# A proof.

1. Mar 4, 2004

### gimpy

Hi, im having a little trouble with this proof:

Let n be a positive integer. What is the largest binomial coefficient $$C(n,r)$$ where r is a nonnegative integer less than or equal to n? Prove your answer is correct.

So let $$r = \lfloor{\frac{n}{2}\rfloor}$$ or $$r = \lceil{\frac{n}{2}\rceil}$$ then $$\left( \begin{array}{c} n \\ r \end{array} \right)$$ is the largest binomial coefficient.

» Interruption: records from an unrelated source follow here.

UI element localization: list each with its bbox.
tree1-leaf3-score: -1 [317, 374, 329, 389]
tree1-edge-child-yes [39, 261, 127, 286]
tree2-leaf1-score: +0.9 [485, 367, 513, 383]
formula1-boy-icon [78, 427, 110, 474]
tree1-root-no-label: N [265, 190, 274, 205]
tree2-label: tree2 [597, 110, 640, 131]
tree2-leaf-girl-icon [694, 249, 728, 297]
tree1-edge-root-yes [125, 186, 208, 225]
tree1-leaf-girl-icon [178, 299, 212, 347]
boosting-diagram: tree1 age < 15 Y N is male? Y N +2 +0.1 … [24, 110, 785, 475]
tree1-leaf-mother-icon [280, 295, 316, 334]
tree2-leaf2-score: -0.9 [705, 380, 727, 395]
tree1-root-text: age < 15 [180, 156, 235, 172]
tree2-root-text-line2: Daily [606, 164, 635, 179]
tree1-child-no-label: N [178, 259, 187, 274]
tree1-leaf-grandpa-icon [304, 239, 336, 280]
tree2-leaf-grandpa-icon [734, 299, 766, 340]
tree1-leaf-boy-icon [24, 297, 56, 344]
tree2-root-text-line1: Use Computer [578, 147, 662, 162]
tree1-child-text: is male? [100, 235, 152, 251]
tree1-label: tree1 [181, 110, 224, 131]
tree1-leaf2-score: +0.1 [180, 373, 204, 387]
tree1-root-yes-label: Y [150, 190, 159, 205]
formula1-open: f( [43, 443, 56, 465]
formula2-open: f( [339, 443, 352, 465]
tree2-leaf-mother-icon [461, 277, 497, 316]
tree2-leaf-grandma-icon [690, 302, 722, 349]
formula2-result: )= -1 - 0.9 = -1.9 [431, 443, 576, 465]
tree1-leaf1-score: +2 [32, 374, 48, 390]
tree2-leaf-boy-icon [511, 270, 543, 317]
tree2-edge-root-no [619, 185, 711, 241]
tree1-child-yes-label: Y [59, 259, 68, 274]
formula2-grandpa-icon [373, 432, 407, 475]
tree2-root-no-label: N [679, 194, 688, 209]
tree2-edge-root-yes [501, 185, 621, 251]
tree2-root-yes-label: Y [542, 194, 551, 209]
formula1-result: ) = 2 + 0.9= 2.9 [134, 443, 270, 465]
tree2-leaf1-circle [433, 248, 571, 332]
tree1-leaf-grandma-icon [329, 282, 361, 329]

Now im having trouble with the proof. Where do i begin?
Maybe something like this?

$$\left( \begin{array}{c} n \\ \lfloor \frac{n}{2} \rfloor \end{array} \right) = \frac{n!}{\left(\lfloor \frac{n}{2} \rfloor \right)! \left(n - \lfloor \frac{n}{2} \rfloor \right)!} = ......$$

Am i on the right track?

2. Mar 4, 2004

Staff Emeritus
Yes you are on the right track. There are two cases depending on whether n is odd or even. Obviously the middle values are the biggest, just think of the Pascal triangle. Then I suppose you would prove that (in the even case) C(n,n/2) > C(n,r) for r < n and r not equal n/2. Consider writing n as 2m, so n/2 = m, and splitting out the facors: C(n,m) = n(n-1)...(m+1)/m(m-1)...1 compared to C(n,r) = n(n-1)...r/(n-r)(n-r-1)...1, and match factors.

3. Mar 5, 2004

### matt grime

you can proceed as follows:

note that $$\binom{n}{r}=\binom{n}{n-r}$$ and that it thus suffices to show that the coeffs for r=0 to [n/2] (integral part) are increasing.

This follows from a *careful* induction argument (it's best to have two base cases going for n=2 and 3 say).